Airbnb ha intrapreso un’azione legale presso il tribunale di Rotterdam contro diversi gruppi organizzati per evitare il rimborso dei costi di servizio. 

Secondo le stime, circa 30mila residenti olandesi hanno aderito a cinque class action contro il portale, dopo che a marzo un tribunale olandese ha sancito che Airbnb stava violando la legge del Paese imponendo una tassa illegale sia ai proprietari degli appartamenti, sia ai vacanzieri.

All’inizio della settimana le cinque organizzazioni hanno ricevuto un’istanza da parte di Airbnb, che sta chiedendo al tribunale distrettuale di Rotterdam di sottoporre la questione direttamente alla Corte Suprema olandese per una sentenza, come riportato da Parool. “Chiediamo alla Corte Suprema di emettere una sentenza affinché vi sia chiarezza per i guest olandesi”ha affermato la compagnia in una dichiarazione.

Nella sentenza di marzo ad Amsterdam, è emerso infatti come Airbnb stesse chiedendo ai proprietari degli appartamenti di pagare il 3,6% del valore della prenotazione, addebitando in media il 15% del totale agli affittuari.
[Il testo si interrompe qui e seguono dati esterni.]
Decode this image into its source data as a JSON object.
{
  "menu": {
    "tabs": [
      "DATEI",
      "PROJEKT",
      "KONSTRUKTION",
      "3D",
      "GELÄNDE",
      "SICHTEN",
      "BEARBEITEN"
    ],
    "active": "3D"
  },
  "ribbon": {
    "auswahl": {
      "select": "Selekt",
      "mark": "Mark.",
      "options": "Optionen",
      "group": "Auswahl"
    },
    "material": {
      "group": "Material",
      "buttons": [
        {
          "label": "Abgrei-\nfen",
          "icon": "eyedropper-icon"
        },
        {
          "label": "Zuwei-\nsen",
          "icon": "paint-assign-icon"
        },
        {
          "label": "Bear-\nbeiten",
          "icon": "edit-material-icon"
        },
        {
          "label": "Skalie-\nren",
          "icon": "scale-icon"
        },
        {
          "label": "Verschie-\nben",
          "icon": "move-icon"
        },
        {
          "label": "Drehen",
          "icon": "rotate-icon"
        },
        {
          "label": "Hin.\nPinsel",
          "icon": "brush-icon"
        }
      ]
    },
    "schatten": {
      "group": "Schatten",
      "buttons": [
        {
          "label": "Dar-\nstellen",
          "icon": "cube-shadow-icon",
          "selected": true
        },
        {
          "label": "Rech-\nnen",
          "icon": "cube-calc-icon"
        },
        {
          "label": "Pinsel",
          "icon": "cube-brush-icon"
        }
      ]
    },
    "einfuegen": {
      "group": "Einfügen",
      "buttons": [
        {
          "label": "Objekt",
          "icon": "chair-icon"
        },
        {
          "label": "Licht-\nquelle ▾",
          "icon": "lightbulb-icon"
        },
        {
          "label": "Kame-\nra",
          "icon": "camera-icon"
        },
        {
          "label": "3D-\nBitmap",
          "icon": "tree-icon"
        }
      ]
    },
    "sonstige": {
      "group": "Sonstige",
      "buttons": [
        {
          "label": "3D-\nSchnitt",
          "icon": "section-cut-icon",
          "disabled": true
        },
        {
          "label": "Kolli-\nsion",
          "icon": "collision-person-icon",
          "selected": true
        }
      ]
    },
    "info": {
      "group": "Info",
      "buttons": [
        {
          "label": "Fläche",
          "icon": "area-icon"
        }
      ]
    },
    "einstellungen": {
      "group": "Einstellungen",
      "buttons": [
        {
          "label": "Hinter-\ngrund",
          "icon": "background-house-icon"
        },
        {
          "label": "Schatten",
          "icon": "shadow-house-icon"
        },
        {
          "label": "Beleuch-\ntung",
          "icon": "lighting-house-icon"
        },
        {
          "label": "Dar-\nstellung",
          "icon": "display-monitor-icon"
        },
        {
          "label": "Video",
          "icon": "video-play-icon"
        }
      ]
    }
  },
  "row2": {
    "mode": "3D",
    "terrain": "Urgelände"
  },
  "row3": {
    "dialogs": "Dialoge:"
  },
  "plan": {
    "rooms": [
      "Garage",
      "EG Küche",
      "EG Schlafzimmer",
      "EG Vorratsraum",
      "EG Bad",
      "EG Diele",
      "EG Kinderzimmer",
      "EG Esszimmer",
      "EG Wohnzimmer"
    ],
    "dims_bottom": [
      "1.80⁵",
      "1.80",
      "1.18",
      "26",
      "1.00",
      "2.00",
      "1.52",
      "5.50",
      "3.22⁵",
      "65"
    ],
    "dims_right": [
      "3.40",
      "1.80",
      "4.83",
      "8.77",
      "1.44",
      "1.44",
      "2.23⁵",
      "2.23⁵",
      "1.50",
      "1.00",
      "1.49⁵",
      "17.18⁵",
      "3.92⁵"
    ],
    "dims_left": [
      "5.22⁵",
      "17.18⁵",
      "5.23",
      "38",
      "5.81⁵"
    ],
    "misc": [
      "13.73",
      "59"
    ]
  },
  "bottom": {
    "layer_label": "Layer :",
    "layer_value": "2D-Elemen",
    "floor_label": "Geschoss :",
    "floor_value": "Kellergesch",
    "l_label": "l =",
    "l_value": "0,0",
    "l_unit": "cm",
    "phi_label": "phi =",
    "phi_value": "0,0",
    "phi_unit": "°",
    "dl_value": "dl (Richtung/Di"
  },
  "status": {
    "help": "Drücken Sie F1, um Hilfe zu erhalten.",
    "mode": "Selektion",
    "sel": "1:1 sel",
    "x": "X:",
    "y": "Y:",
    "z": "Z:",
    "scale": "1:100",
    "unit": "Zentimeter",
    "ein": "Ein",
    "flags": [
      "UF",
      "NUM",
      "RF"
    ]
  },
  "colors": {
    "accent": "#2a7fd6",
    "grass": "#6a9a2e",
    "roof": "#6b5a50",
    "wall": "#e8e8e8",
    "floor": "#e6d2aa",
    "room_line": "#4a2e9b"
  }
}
Sebbene Airbnb abbia sottolineato come sia la legge irlandese a regolarla, il tribunale olandese ha riscontrato che si applica ancora la legge locale per i consumatori. Ha quindi dovuto rimborsare 470€ al ricorrente, Jacques Huppes.

Nell’ipotesi in cui il Tribunale di Rotterdam decidesse di rinviare il caso alla Corte Suprema, la questione potrebbe essere rimandata di 18 mesi.